Among The Living
Chronique Album

BENEDICTION – Scriptures

BENEDICTION - Scriptures
BENEDICTIONScriptures

Sortie le 16 Novembre 2020

Darren Brookes – guitare 
Peter Rew – guitare 
Dave Ingram – voix 
Frank Healy – basse
Neil Hutton – batterie 

Birmingham serait-elle la ville metal par excellence ? En effet c’est bien de cette ville que sont issues deux légendes du heavy metal telles que BLACK SABBATH et JUDAS PRIEST. Et puis sur l’échiquier du metal plus extrême on retrouve les vétérans de NAPALM DEATH et aussi BENEDICTION. D’ailleurs Mark “Barney” Greenway des grindcoreux de ND avait officié dans Benediction avant Dave Ingram. Et cette année on est servis car on a eu le nouvel album de Napalm mais aussi maintenant celui de Benediction. Alors que demander de plus ?

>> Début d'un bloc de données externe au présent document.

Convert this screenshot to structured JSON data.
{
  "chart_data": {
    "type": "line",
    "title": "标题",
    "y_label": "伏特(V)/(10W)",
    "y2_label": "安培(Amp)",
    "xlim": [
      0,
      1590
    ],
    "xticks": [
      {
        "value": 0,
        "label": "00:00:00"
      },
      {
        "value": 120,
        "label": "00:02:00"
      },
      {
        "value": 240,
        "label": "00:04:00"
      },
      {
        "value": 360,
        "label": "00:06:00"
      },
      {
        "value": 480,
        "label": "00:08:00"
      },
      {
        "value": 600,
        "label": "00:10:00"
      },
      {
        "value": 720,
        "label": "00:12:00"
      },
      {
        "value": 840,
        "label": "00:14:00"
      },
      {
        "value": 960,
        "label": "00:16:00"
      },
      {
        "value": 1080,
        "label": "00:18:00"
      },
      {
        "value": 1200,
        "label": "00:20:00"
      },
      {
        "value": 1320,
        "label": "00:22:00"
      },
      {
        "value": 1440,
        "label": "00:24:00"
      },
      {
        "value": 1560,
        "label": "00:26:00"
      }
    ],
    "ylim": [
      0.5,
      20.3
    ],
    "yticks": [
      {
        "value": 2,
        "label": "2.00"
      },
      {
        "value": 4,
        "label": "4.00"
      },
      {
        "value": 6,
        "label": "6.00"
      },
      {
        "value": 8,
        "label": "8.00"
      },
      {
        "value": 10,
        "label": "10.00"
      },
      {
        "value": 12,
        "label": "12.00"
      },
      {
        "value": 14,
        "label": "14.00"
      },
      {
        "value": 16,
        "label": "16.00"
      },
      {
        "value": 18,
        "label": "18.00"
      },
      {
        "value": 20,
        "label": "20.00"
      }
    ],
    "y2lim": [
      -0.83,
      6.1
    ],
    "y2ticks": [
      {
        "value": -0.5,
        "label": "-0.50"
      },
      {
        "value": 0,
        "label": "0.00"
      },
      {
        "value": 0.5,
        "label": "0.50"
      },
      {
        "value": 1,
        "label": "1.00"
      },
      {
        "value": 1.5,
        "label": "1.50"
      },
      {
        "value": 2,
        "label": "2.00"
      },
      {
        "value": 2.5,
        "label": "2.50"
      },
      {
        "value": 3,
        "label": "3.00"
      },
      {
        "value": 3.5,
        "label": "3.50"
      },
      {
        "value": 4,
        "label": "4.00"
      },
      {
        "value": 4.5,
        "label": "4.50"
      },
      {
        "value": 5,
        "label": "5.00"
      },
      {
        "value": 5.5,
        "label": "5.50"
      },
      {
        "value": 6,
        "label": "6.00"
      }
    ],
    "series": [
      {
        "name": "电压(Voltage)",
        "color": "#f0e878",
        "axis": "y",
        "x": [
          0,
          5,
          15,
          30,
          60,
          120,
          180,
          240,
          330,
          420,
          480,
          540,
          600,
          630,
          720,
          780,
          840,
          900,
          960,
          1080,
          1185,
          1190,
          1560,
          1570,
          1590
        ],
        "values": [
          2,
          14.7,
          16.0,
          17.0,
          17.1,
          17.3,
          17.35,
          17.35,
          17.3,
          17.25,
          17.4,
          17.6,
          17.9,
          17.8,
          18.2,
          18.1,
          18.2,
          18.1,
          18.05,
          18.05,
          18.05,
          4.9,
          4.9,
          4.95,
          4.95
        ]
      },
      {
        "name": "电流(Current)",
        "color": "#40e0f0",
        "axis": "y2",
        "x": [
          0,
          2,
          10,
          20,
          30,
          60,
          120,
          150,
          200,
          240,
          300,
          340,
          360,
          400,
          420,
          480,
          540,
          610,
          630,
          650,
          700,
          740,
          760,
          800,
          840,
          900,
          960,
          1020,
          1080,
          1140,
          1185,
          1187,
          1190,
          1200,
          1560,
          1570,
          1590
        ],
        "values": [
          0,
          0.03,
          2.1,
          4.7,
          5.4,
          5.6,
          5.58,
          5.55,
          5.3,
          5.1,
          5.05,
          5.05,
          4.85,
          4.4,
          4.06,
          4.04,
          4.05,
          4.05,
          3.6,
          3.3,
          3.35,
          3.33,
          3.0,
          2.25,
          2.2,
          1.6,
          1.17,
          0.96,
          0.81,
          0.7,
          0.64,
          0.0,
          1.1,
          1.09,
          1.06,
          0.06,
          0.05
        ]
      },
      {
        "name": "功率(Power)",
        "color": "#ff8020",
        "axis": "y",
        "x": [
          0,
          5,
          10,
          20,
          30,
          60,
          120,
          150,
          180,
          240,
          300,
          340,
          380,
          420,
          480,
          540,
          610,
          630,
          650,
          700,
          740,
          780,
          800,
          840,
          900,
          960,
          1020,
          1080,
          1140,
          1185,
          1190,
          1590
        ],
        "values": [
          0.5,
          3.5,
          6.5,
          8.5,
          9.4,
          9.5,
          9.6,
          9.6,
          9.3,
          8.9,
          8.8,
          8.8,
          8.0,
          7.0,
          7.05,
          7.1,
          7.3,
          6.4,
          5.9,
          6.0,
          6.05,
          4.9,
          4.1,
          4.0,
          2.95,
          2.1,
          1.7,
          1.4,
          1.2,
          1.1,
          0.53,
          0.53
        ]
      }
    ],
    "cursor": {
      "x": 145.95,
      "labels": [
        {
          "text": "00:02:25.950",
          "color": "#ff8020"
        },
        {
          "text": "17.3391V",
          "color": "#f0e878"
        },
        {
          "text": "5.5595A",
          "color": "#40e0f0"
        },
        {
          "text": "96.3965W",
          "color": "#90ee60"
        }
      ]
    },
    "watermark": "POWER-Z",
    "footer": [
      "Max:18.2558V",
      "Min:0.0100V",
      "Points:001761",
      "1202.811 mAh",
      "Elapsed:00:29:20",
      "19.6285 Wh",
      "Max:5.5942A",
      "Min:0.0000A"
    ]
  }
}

Le collectif s’est formé en 1989. Et il effectue donc son grand retour douze années après l’excellent “Killing music“. Ce dernier faisait suite au “Organised chaos” paru en 2001. Donc c’est dire si les laps de temps sont grands entre les albums. De plus, les changements de line-up ont été importants. Malgré cela toujours en poste les guitaristes Darren Brookes et Peter Rew ont eu l’honneur du grand retour du chanteur emblématique Dave Ingram. Ce dernier a officié pour rappel dans Bolt Thrower, Hail Of Bullets et puis bien sûr Benediction dans lequel il était dans les années 90. Il remplace ici Dave Hunt actuellement dans Anaal Nathrakh. Il est question ici de leur huitième album pour une carrière de trente bonnes années depuis l’annnée dernière. La production s’avère parfaite tout bonnement pour ce genre pratiqué. Elle est l’œuvre de Scott Atkins au Grindstone studio.  Très old school dans l’âme cet album va enthousiasmer plus d’un de leurs fans à l’assurance. On peut resonger très aisément au terrible “Grind Bastard” sorti en 1998 pour se faire une petite idée.


benediction


On se situe le plus souvent dans du mid-tempo très efficace. “The crooked man” en est le parfait exemple. Au rayon du personnel entrant il est à noter la présence d’un nouveau batteur du nom de Giovanni Durst. Ce dernier est issu de Monument et Omicida.  Quant au nouveau bassiste il se prénomme Dan Bate et est issu aussi d’Omicida, ex-Monument et ex-Absolva. “In our hands the scars” se veut presque innovant avec son côté bien rentre-dedans. Toutefois est ce à dire que Benediction est-il lié au passé ? Pas le moindre du monde, le quintet est bel et bien tourné vers l’avenir et il souhaite profiter au maximum. Et son créneau reste ce vrai death metal puissant et à la fois ambitieux. Les vocaux sont impressionnants de maîtrise. “Scriptures in scarlet” nous démontre s’il en était besoin la puissance de la voix de Dave. L’intro de “Neverwhen” fait des merveilles avec ce riff bien lourd come il se doit.

Stormcrow” qui bénéficie d’une vidéo s’avère très efficace au niveau des riffs. “Rabid carnality” se veut rapide et entraînant en même temps.
C’est un retour glorieux donc. Le death metal continuera d’évoluer qu’on se le dise et de grossir nulle doute à ce sujet. Si la musique et la vision artistique du combo reste globalement identique depuis des années cela s’avère être un vrai avantage pour eux car immédiatement reconnaissable entre mille.
Scriptures in scarlet” est un titre à écouter en priorité et cela permettra à ceux qui en doutaient encore de l’intensité que dégage le combo. Elle pourrait faire désormais partie des classiques à venir du groupe. 
Même en s’inscrivant dans une lignée totalement old school ça reste brutal quand cela doit l’être. On évite donc la violence pour la violence et du coup les compositions sont bien mémorables dans l’ensemble. Les niveaux d’agression et d’énergie des débuts du collectif sont donc intactes.
Dans leur musique ce qui est aussi rafraîchissant c’est ce petit côté rock’n’roll qui s’invite parfois combiné à des éléments heavy metal plus traditionnels. Même les parties véloces sont incroyablement bien ficelées. 

En douze titres Benediction nous prouve leur vitalité en cette année 2020 où l’on peut dire qu’on a de sacrés bons albums à s’écouter. De plus comparativement parlant avec son prédécesseur “Killing music” on peut dire qu’il le surpasse. Le death metal à l’anglaise de cette année force le respect tout simplement.